First, a clearer picture of that command is given in 1 John 4:19-21, “We love because He first loved us. Whoever claims to love God yet hates a brother or sister is a liar. For whoever does not love their brother and sister, whom they have seen, cannot love God, whom they have not seen. And He has given us this command: Anyone who loves God must also love their brother and sister.”
So, loving our neighbor is key to truly loving God. But loving our neighbor is obviously the more challenging command. However, what makes loving my neighbor so difficult? Consider the endless examples of greed, jealousy, lust, or revenge we read about in the Scriptures. Those are emotions that can dominate our life, unless we do as God told Cain in Genesis 4:7, “If you do what is right, will you not be accepted? But if you do not do what is right, sin is crouching at your door; it desires to have you, but you must rule over it.” In other words, we have to control ourselves. That part of us that can’t accept who we are because we’re constantly comparing ourselves to someone else. That part of ourselves that only sees our failures and can’t see the blessings in life.

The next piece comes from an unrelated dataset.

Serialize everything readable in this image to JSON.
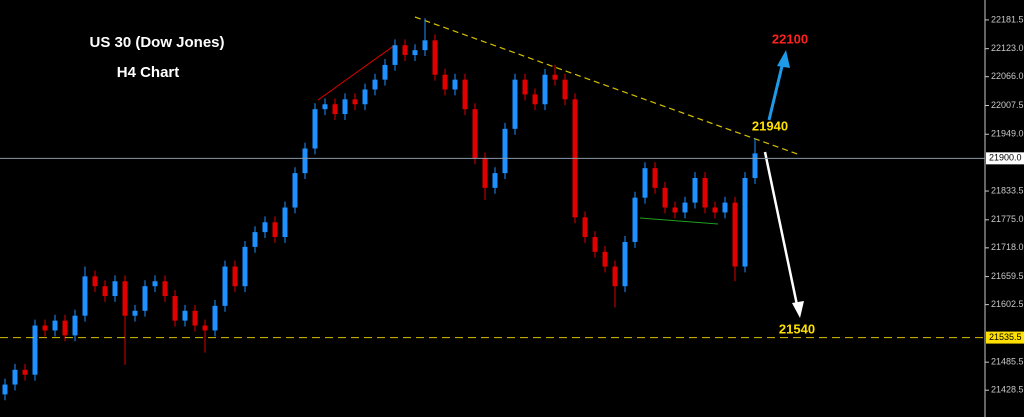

What if we were the source of division and hatred towards our brothers and sisters? It’s an awful thought, but David realized the need to examine himself to make sure that wasn’t so. Psalms 139:23-24, “Search me, God, and know my heart; test me and know my anxious thoughts. See if there is any offensive way in me, and lead me in the way everlasting.”
James 4:1-3, “What causes fights and quarrels among you? Don’t they come from your desires that battle within you? You desire but do not have, so you kill. You covet but you cannot get what you want, so you quarrel and fight. You do not have because you do not ask God. When you ask, you do not receive, because you ask with wrong motives, that you may spend what you get on your pleasures.”